Entonces se detuvo y la abrazó. Ay, ese momento. Cuando sus ojos teñían el mundo en torno a ella de azul brillante. Nunca había podido olvidar ese instante. Lo había repudiado, es cierto, porque no quería reconocer que los abrazos de Ernst-Wilhelm la dejaban indiferente.
—No pienses eso, por favor, Franzi. Nunca te he querido como en este instante, y te querré hasta el final de mi vida. Te lo juro.
Sus besos estaban llenos de anhelo vital, de felicidad, de la dulzura de existir. Ella creyó entonces que el bosque y el cielo estrellado giraban a su alrededor en un jubiloso baile. De haber intentado en ese momento tomarla, no se habría resistido. Pero no lo hizo. Más tarde comprendió por qué.
—No tienes que jurarlo, amor, te creo. Esperaré hasta que me digas que nuestra hora ha llegado.
El crujido de las ramas rompiéndose devolvió a Franziska al presente. Falko había olido una liebre o un corzo y se había internado en la maleza.
—¡Falko! —exclamó, sabedora de que era demasiado tarde. Una vez que el instinto cazador se había apoderado de él, la obediencia desaparecía durante un rato.
Siguió despacio, subió a los restos del muro del cementerio y dejó vagar la mirada por las tumbas caídas buscando algo. Tenía que estar allí. Una de las lápidas estaba de pie, con la parte delantera hacia arriba. ¿Era cosa de Ulli? Daba la impresión de que se parecía a su abuelo. El carretero Schwadke había sido por entonces el muchacho más fuerte y rápido de todos los pueblos a la redonda. ¿Quizá por ello había salido ileso de la guerra y la prisión?

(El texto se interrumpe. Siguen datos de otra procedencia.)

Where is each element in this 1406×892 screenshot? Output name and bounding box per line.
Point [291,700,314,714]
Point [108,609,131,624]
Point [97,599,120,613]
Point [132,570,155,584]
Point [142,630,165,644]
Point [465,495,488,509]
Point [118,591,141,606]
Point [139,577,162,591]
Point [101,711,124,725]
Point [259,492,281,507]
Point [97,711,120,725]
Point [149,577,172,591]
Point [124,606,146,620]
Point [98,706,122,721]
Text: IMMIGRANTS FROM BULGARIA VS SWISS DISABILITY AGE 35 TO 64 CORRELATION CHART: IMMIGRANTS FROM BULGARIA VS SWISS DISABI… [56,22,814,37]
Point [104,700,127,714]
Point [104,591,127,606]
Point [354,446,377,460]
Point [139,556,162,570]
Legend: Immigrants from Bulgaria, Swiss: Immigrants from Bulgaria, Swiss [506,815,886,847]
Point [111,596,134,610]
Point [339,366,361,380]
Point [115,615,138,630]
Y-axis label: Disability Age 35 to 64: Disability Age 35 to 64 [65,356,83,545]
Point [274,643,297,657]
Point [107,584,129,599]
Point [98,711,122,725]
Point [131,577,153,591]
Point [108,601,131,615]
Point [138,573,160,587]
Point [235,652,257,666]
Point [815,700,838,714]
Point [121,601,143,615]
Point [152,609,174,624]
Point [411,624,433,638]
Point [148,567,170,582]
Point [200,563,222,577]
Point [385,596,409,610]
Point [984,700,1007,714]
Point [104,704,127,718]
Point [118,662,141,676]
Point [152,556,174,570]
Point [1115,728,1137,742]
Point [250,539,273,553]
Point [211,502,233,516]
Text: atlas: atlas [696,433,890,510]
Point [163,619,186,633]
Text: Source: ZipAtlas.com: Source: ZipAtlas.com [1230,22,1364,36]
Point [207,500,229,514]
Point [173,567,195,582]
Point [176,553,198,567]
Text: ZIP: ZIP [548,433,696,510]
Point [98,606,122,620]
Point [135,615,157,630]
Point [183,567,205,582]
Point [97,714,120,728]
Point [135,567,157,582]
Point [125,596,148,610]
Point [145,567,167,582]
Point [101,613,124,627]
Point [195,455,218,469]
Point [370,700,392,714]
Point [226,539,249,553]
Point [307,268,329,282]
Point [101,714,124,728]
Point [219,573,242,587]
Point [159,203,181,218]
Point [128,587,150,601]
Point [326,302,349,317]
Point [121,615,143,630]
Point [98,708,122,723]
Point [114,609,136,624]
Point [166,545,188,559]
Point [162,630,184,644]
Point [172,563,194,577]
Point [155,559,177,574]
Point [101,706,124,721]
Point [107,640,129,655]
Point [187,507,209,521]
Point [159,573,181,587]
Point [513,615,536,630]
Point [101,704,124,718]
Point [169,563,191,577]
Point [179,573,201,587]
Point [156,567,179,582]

Sintió que se le aceleraba el latido del corazón cuando se acercó a la lápida. Quizá no había sido buena idea ir, sobre todo porque ahora se estaba mareando bastante por culpa de la agitación. Tenía que superar un muro, adentrarse en el reino de las sombras. Como Orfeo había hecho en busca de su amada…
IVERSEN
tiembre de 1946
Miró las letras y los números, y no entendió hasta pasados unos segundos que solo tenía ante sí un fragmento. ¿Dónde estaba el resto? Escarbó en la cavidad cuadrada en el suelo de la que Ulli había sacado la lápida, pero allí solo encontró algunos pedazos. Esquirlas. Habían roto la tumba. Le habían tirado piedras. La habían destrozado.
IVERSEN
Su apellido. Faltaba el nombre, Walter; lo habían destruido. ¿Había mandado Elfriede poner también su cargo de oficial? ¿Comandante Walter Iversen? Jamás lo sabría.
Franziska se inclinó, pasó la mano por las letras y sintió cómo le brotaban las lágrimas. Allí estaba ahora, toda una mujer mayor con el pelo gris, acariciando esa palabra, su apellido, esculpida en piedra. Todo lo que quedaba de él. Con cariño, pasó el índice por los bordes de las letras y se oyó sollozar. Su amor. Su gran amor. Muerto hacía tanto. Y tan vivo como si lo tuviese delante.
La tristeza se apoderó tanto de ella que, pese a la llovizna, tuvo que sentarse sobre una de las lápidas caídas, delante del muro de la destruida capilla. No, no lo conseguiría. Se había propuesto demasiado. Le faltaba el valor, la fuerza. Era demasiado mayor. El pasado la alcanzaba, las sombras podían más que ella.
«Ya no puedo volver atrás —pensó desesperada—. Lo he abandonado todo. Mi casa, mis ahorros, mis amigos de Königstein. Todo lo que habíamos logrado con tanto esfuerzo tras la guerra». Buscó en la chaqueta un pañuelo. Entonces el perro volvió a aparecer.
—Aquí estás, haragán.
Falko iba con la lengua fuera, de la piel le colgaban hierbas secas y lampazos marrones: parecía haber sido una caza emocionante, pero por suerte infructuosa. Se veía que tenía mala conciencia.
Con la espalda apoyada contra el muro de la destruida capilla, le pasó la mano a Falko por la cabeza. La lluvia murmuraba, el bosque se saciaba, el musgo estaba repleto de diminutas perlas de agua.
Se dio cuenta de que aquello era muy extraño. Mandó grabar la lápida en septiembre de 1946, poco antes de que ella muriese…
Volvió la calma. Las sombras retornaron al reino del crepúsculo, de donde habían salido. Franziska cerró los ojos y también Falko, cansado, puso la cabeza sobre las patas. Parecía dormido, pero sus orejas reaccionaban a cada ruido. Custodiaba el sueño de su ama.